Finland was too small for these big groups, which in addition to strengthening their positions in Central Europe began going global by acquiring portions of the North American and Asian paper markets.

In 1998, UPM-Kymmene became a minority shareholder in the Changshu paper mill in China; soon after the mill was entirely owned by UPM. Next UPM purchased the North American Blandin Paper Company (1997) and Miramichi (2000) mills, and then the German Haindl mills (2001).

UPM became a more prominent competitor in plywood production by acquiring the Otepää mill in Estonia and the Chudovo mill in Russia.

To balance these investments, by the mid-2000s the company had sold around twenty non-core mills and companies. Instead of cardboard and plastic packaging UPM decided to specialise in self-adhesive labels (UPM Raflatac) and release liners (UPM Specialty Papers).

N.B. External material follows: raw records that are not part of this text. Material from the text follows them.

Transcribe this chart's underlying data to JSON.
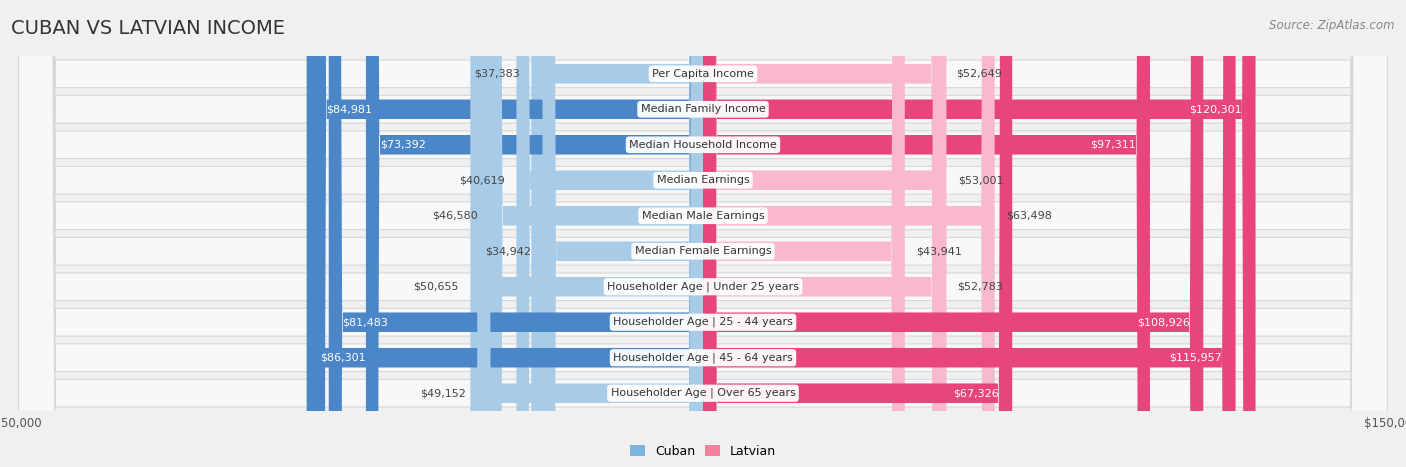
{
  "title": "CUBAN VS LATVIAN INCOME",
  "source": "Source: ZipAtlas.com",
  "categories": [
    "Per Capita Income",
    "Median Family Income",
    "Median Household Income",
    "Median Earnings",
    "Median Male Earnings",
    "Median Female Earnings",
    "Householder Age | Under 25 years",
    "Householder Age | 25 - 44 years",
    "Householder Age | 45 - 64 years",
    "Householder Age | Over 65 years"
  ],
  "cuban_values": [
    37383,
    84981,
    73392,
    40619,
    46580,
    34942,
    50655,
    81483,
    86301,
    49152
  ],
  "latvian_values": [
    52649,
    120301,
    97311,
    53001,
    63498,
    43941,
    52783,
    108926,
    115957,
    67326
  ],
  "cuban_color_light": "#a8cce8",
  "cuban_color_dark": "#4a86c8",
  "latvian_color_light": "#f9b8cc",
  "latvian_color_dark": "#e8457a",
  "threshold": 65000,
  "max_value": 150000,
  "bg_color": "#f0f0f0",
  "row_bg_color": "#f8f8f8",
  "row_edge_color": "#d8d8d8",
  "title_fontsize": 14,
  "source_fontsize": 8.5,
  "bar_label_fontsize": 8,
  "category_fontsize": 8,
  "axis_label_fontsize": 8.5
}
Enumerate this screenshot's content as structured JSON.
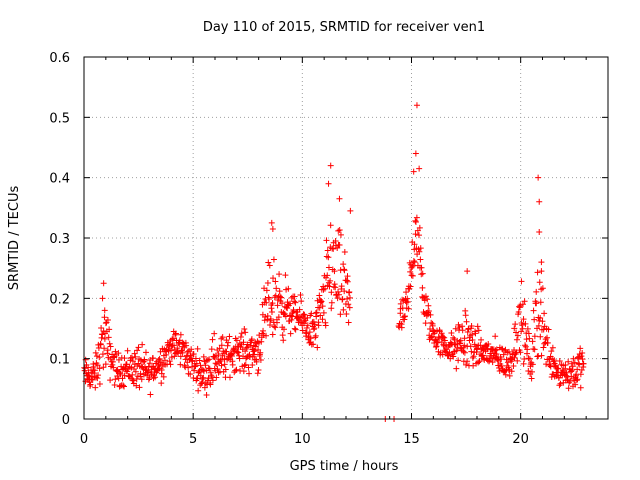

By 2006, it became apparent that digitalisation would permanently reduce the demand for paper. Closures at the Voikkaa, Miramichi and Kajaani mills triggered a change in UPM’s operations; pulp and energy operations that were considered secondary became market-based businesses. UPM started to envision a future based on innovations developed from fibre, wood chemicals and biomass. The company’s new identity and strategy were announced in the autumn of 2009, when UPM became The Biofore Company.

The first significant steps on the road to transformation were the acquisition of the Fray Bentos pulp mill in Uruguay (2009), the beginning of biocomposite production, the rapid expansion of the label business and the decision to build a biofuel refinery in Lappeenranta.

The biorefinery commenced operations in 2015. This facility and the decision in 2019 to build another pulp mill in Uruguay are the latest links in the chain of industrial evolution. Again and again, this has resulted in the innovation of new products from renewable materials in order to meet evolving needs.

UPM has a long history in graphic papers, plywood and energy production. The spearheads of future growth are high-value fibre products, specialty packaging materials and biochemicals that are helping the world to reduce its dependence on fossil raw materials.

In 2018, UPM introduced the slogan Biofore – Beyond Fossils, which summarizes the company’s new direction.

Wood, wood fibre, molecules and residues are the construction materials of the future—just like they were 250 years ago, when the original UPM companies set down their roots.